Even when life takes what you love, love can still make a life. Faby and Danny fell for each other fast, got married by the ocean, and bought a small starter home near family. They were young, healthy, and sure the next step was a baby. When a smell made Faby suddenly nauseous, a test confirmed what they hoped: she was pregnant. At the first ultrasound, the room went quiet. There was no heartbeat. She had a miscarriage and a D and C. Her body healed in weeks; her heart did not. They tried again. Another quick positive test, another cautious hope. Then, there were sharp pains, bleeding, and a second loss at home. Tests finally answered: Faby’s body was not making enough progesterone to keep a pregnancy. With treatment, they tried a third time. She conceived, but heartbreak returned. Grief seeped into everything. They stopped trying.

Then life surprised them. Without planning, she became pregnant again. At the ultrasound, they learned there were two babies. It was a rare case of conceiving a second time while already pregnant. Their shock turned to joy. She started progesterone and saw doctors weekly. At fourteen weeks, the second heartbeat was gone. The team called it vanishing twin syndrome. Faby was told the remaining baby would be watched closely. She went on bed rest and lived appointment to appointment.
Midway through the pregnancy, new alarms sounded. The baby looked small and had blood flow concerns. Specialists warned Faby to rest and hope to get past twenty-eight weeks. She and Danny took a short trip to breathe and gather strength. Back home, at a routine visit near twenty-seven weeks, her doctor sent her straight to the hospital. Nurses admitted her at once. She had severe preeclampsia with HELLP syndrome. Her organs were at risk. The only way to save her was to deliver immediately.

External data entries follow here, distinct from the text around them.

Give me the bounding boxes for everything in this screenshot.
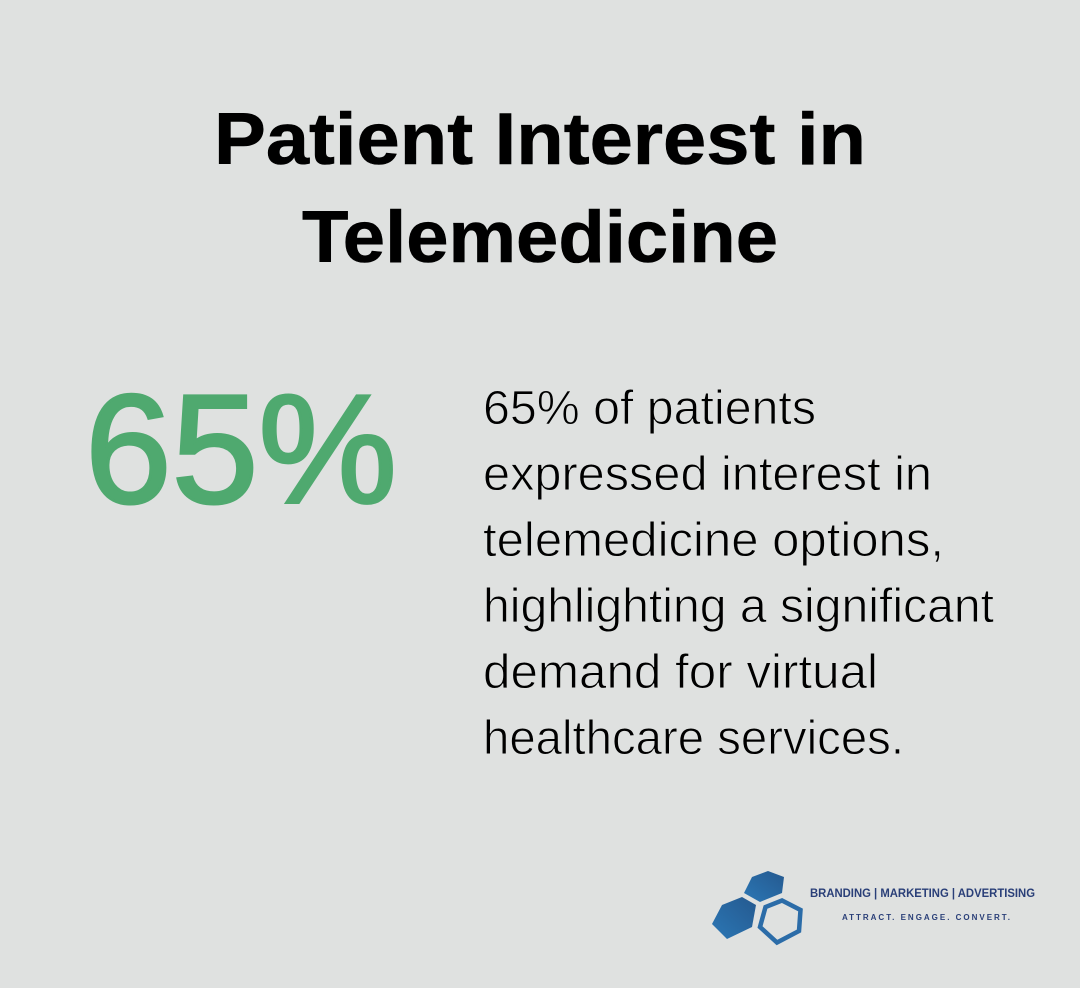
title xyxy=(214,99,866,278)
description text block: 65% of patients xyxy=(483,382,816,435)
logo text: tagline: ATTRACT. ENGAGE. CONVERT. xyxy=(842,913,1010,922)
description text block xyxy=(483,382,994,765)
logo text: services line: BRANDING | MARKETING | ADVERTISING xyxy=(810,888,1035,900)
description text block: telemedicine options, xyxy=(483,514,944,567)
logo xyxy=(712,871,1035,942)
description text block: healthcare services. xyxy=(483,712,904,765)
description text block: demand for virtual xyxy=(483,646,878,699)
icon: top solid hexagon xyxy=(744,871,784,902)
title: Patient Interest in xyxy=(214,99,866,180)
title: Telemedicine xyxy=(302,197,778,278)
icon: outlined hexagon xyxy=(760,900,800,942)
description text block: expressed interest in xyxy=(483,448,932,501)
description text block: highlighting a significant xyxy=(483,580,994,633)
icon: left solid hexagon xyxy=(712,897,756,939)
big statistic: 65%: 65% xyxy=(85,362,397,536)
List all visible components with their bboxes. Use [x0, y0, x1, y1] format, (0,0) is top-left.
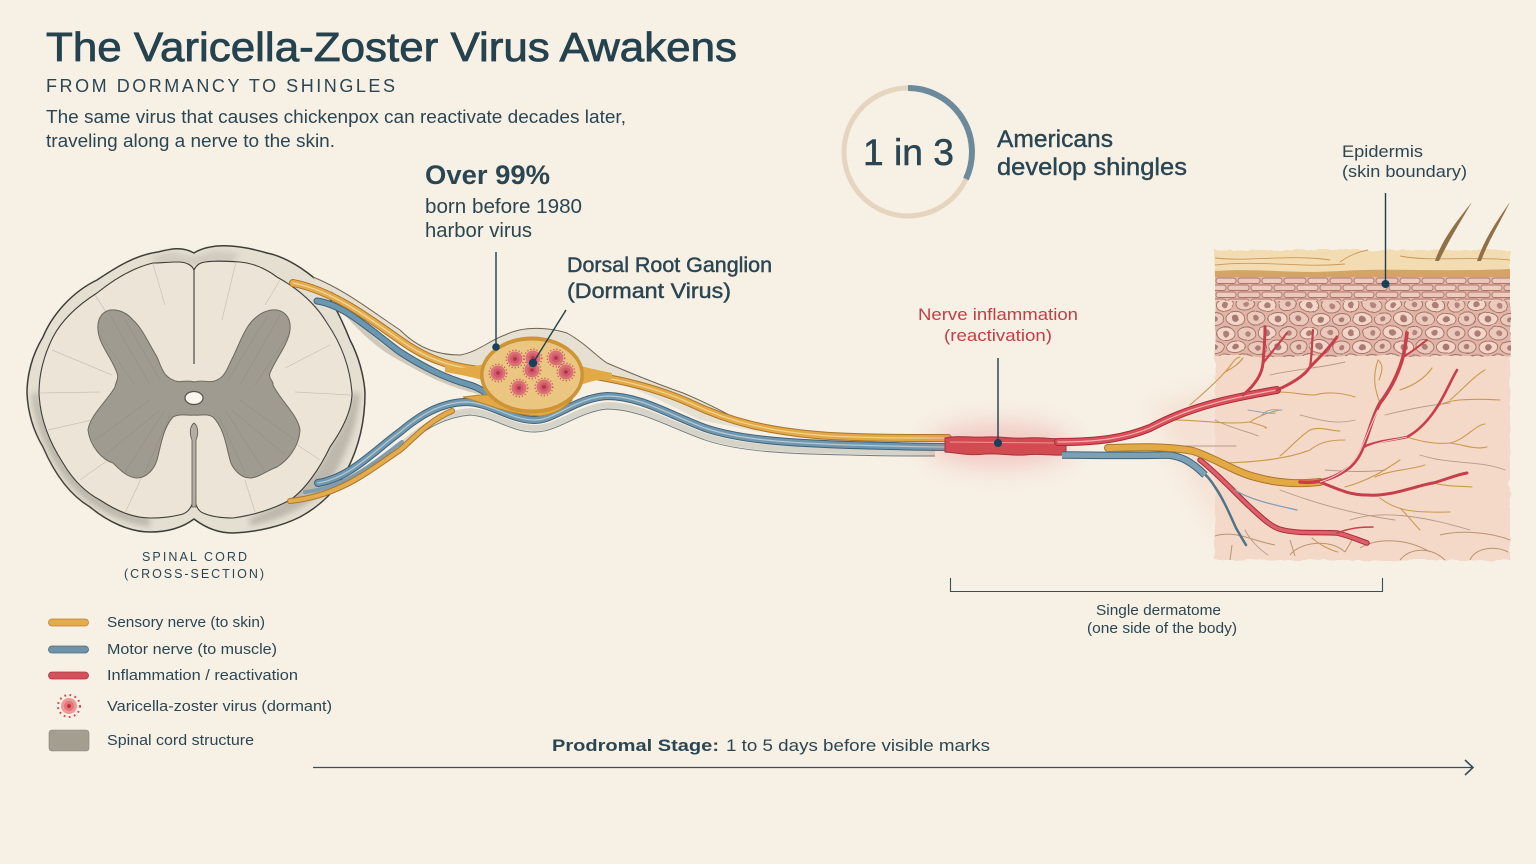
- dorsal root ganglion: [445, 336, 612, 414]
- skin block: [1058, 202, 1510, 560]
- label: epidermis: (skin boundary): [1342, 163, 1467, 181]
- nerve inflammation site: [928, 423, 1072, 467]
- white matter radial lines: [40, 262, 350, 513]
- label: spinal cord: [124, 550, 264, 581]
- leader: epidermis: [1382, 193, 1390, 288]
- flat cells: [1215, 277, 1510, 301]
- label: spinal cord: SPINAL CORD: [142, 550, 247, 564]
- stat callout: over 99%: harbor virus: [425, 220, 532, 242]
- anterior median fissure: [190, 423, 198, 507]
- legend: virus: [58, 695, 332, 717]
- label: dorsal root ganglion: [567, 254, 772, 303]
- motor nerve branches: [1062, 410, 1297, 545]
- meninges shading: [32, 250, 360, 527]
- stat callout: over 99%: born before 1980: [425, 196, 582, 218]
- prodromal stage label: 1 to 5 days before visible marks: [726, 736, 990, 755]
- nerve sheaths: [313, 277, 935, 494]
- legend: [48, 615, 332, 751]
- lower cobbled skin lines: [1215, 532, 1510, 560]
- stat ring: 1 in 3: 1 in 3: [863, 132, 954, 173]
- legend: sensory nerve: [48, 615, 265, 631]
- label: single dermatome: [1087, 602, 1237, 637]
- leader: over 99% to ganglion: [492, 252, 500, 351]
- stat label: Americans develop shingles: Americans: [997, 126, 1113, 153]
- intro text: The same virus that causes chickenpox can reactivate decades later,: [46, 107, 626, 127]
- legend: inflammation: Inflammation / reactivation: [107, 668, 298, 684]
- gray matter striations: [95, 315, 295, 472]
- leader: dorsal root ganglion: [529, 310, 566, 367]
- stat callout: over 99%: [425, 160, 582, 242]
- white matter: [39, 261, 352, 518]
- sensory nerve into skin: [1108, 447, 1320, 483]
- meninges outer layer: [27, 246, 365, 533]
- stat ring: 1 in 3: [844, 88, 972, 216]
- legend: virus: Varicella-zoster virus (dormant): [107, 699, 332, 715]
- fine gold and tan nerve twigs: [1175, 357, 1500, 552]
- label: epidermis: [1342, 143, 1467, 181]
- central canal: [185, 392, 203, 404]
- stat callout: over 99%: Over 99%: [425, 160, 550, 190]
- red inflamed branches: [1058, 327, 1467, 533]
- legend: sensory nerve: Sensory nerve (to skin): [107, 615, 265, 631]
- timeline arrow: [313, 760, 1473, 775]
- legend: spinal cord structure: Spinal cord structure: [107, 733, 254, 749]
- spinal cord cross-section: [27, 246, 365, 533]
- label: spinal cord: (CROSS-SECTION): [124, 567, 264, 581]
- dermatome bracket: [950, 578, 1382, 592]
- pink glow around nerve entry: [1150, 385, 1225, 540]
- dorsal median septum: [193, 270, 195, 364]
- stat label: Americans develop shingles: develop shingles: [997, 154, 1187, 181]
- shiny highlights on branches: [1320, 410, 1378, 482]
- legend: motor nerve: [48, 642, 277, 658]
- label: nerve inflammation: (reactivation): [944, 326, 1052, 345]
- motor nerve: [305, 301, 948, 492]
- label: dorsal root ganglion: (Dormant Virus): [567, 280, 731, 303]
- leader: nerve inflammation: [994, 358, 1002, 447]
- dermis: [1215, 345, 1510, 560]
- title: The Varicella-Zoster Virus Awakens: [46, 24, 737, 70]
- gray matter butterfly: [88, 310, 300, 478]
- label: single dermatome: (one side of the body): [1087, 620, 1237, 637]
- dormant virus particles: [489, 349, 575, 397]
- intro text: traveling along a nerve to the skin.: [46, 131, 335, 151]
- round basal cells: [1215, 298, 1510, 356]
- label: epidermis: Epidermis: [1342, 143, 1423, 161]
- prodromal stage label: [552, 736, 990, 755]
- label: dorsal root ganglion: Dorsal Root Ganglion: [567, 254, 772, 277]
- label: nerve inflammation: [918, 305, 1078, 345]
- intro text: [46, 107, 626, 151]
- subtitle: FROM DORMANCY TO SHINGLES: [46, 76, 395, 96]
- legend: spinal cord structure: [49, 730, 254, 751]
- label: nerve inflammation: Nerve inflammation: [918, 305, 1078, 324]
- stat label: Americans develop shingles: [997, 126, 1187, 181]
- legend: inflammation: [48, 668, 298, 684]
- legend: motor nerve: Motor nerve (to muscle): [107, 642, 277, 658]
- red lower branch: [1200, 460, 1367, 543]
- prodromal stage label: Prodromal Stage:: [552, 736, 719, 755]
- stratum corneum: [1215, 250, 1510, 276]
- label: single dermatome: Single dermatome: [1096, 602, 1221, 619]
- hairs: [1435, 202, 1472, 261]
- sensory nerve: [290, 283, 948, 501]
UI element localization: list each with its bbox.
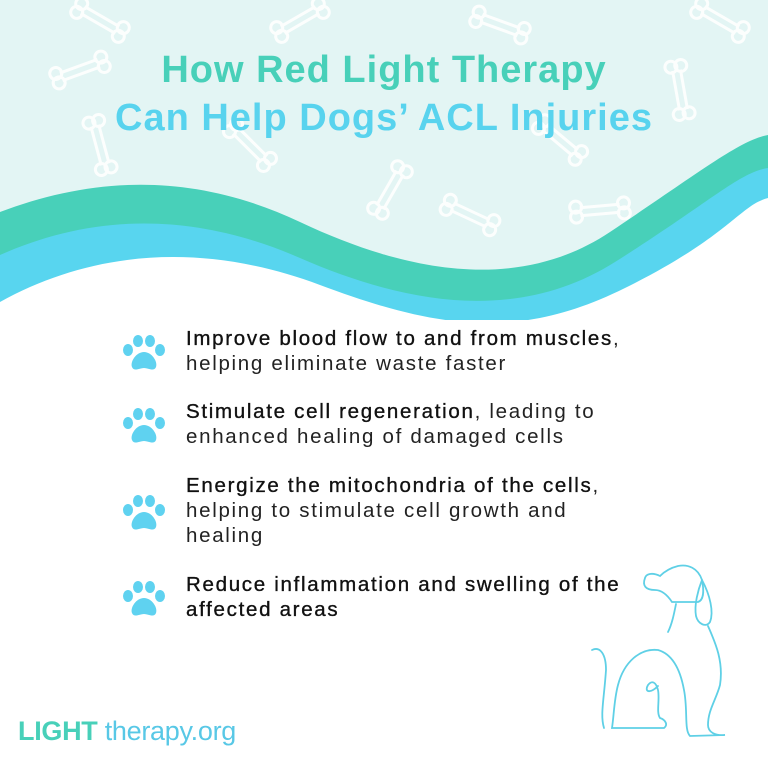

Their daughter, Emma, was born by emergency C-section at twenty-seven weeks, one pound, and two ounces. For five days, Faby lay in a hospital bed, medicated and unable to see her baby. When she finally entered the NICU, she found a tiny body nestled under lights and wires, skin so thin she could trace the veins with her eyes. She placed a hand on her daughter’s back and whispered her name. Emma stayed in the NICU for 160 days. She needed transfusions, a heart procedure, lines for meds and feeding, resuscitation, and more interventions than most adults ever face. Little by little, she grew. When they brought her home, it was with oxygen, monitors, a feeding tube, and a long list of what-ifs. But they crossed the threshold together. Against long odds, Faby had become a mother, and Faby and Danny had become parents.
Life shifted again in 2015. While on a family trip, Danny died in a sudden boating accident. The loss remade their world. Faby and Emma learned to carry grief and gratitude, tell stories about the man they loved, and build days he would be proud of. Faby turned her pain into purpose, sharing their journey so others would not feel alone in theirs. She began writing a memoir about trying, losing, nearly breaking, and still choosing to live with an open heart.

Her path is proof that joy and sorrow often walk the same road. She knows the sting of a quiet ultrasound room and the beep of a NICU monitor. She knows a doctor’s urgency and a partner’s hand squeezing back. She knows how it feels to stop planning and be handed a future anyway. She also knows that help can come from science, prayer, strangers in scrubs, and the steady act of showing up for one more day.